What was most striking about the program, however, was that it was unified by the proposition that all of that virtuosity, regardless of the form it took, served to connote the nightmarish conditions of a fragile mental state. Schubert himself could not play D. 760 and is said to have remarked that only the Devil could play it. Schumann, of course, frequently drew inspiration from his own bipolar tendencies; but in Opus 17 Florestan is running rampant with little hope of Eusebius ever restraining him.
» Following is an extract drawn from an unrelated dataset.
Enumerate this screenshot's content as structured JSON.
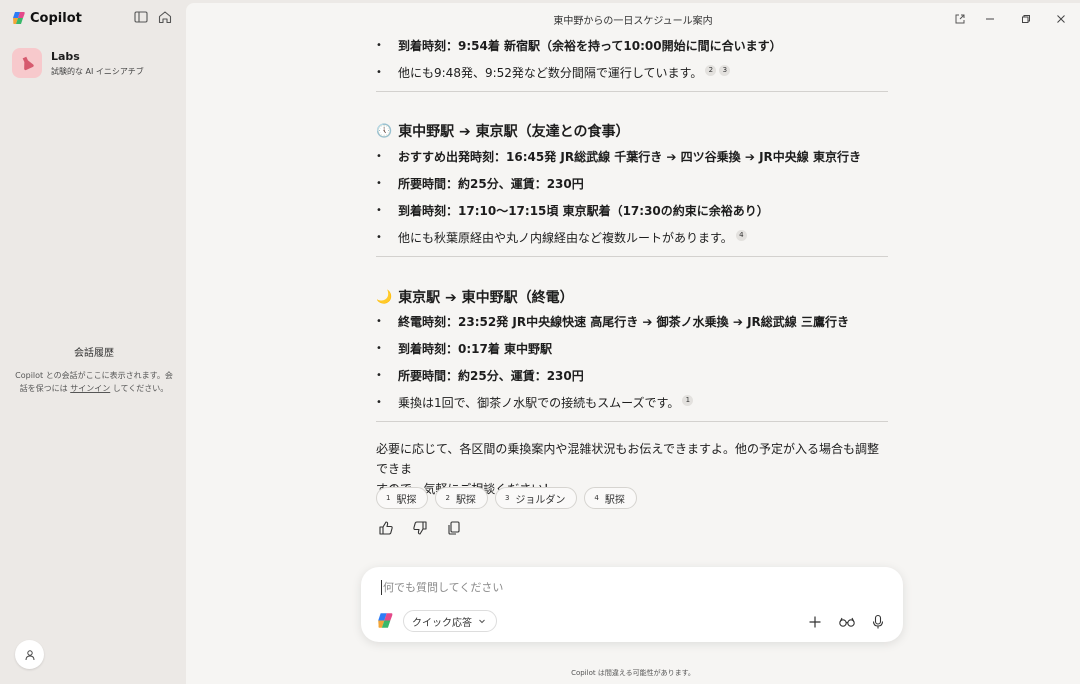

Finally, Tsontakis’ “ghost” is that of Mozart playing a movement from one of his piano concertos; but the overall “spirit” (so to speak) of “Ghost Variations” seems to have been inspired by Regan MacNeil from The Exorcist (or at least Linda Blair’s depiction of her).

This “shared stance” of approaching (or crossing) the brink of madness made for a series of performances that were as disquieting as they were awe-inspiring. If expressiveness pushed beyond the usual more conventional approaches to “decoding the marks on paper,” the results simply involved a search for new rhetorical devices that would not compromise the underlying logic of the respective composers. Perhaps this is one of the benefits of the collective approach that LaDeur has envisaged. The selections by Schubert and Schumann are played in recital and recorded with such frequency that even those unfamiliar with notational details are likely to recognize them from the very first gestures. When music is performed that frequently, the burning question involves whether anything more needs to be said through them.

The major challenge in performing music is to make a solid case that an affirmative answer can always be given to that question. Mind you, there are (and will be) many times when “more” does not necessarily translate to “better.” Nevertheless, every piece of music is embedded in a never-ending flow of history; and, as history changes context, so too will approaches to performing change. Perhaps the almost violent boldness of Tsontakis’ rhetoric was a motivating force behind how Slominski and Mitchell chose to approach Schubert and Schumann, respectively. Last night the overall results were truly ear-opening, so to speak; and this may be a sign that LaDeur’s idea of a collective approach is on to something that definitely deserves further attention.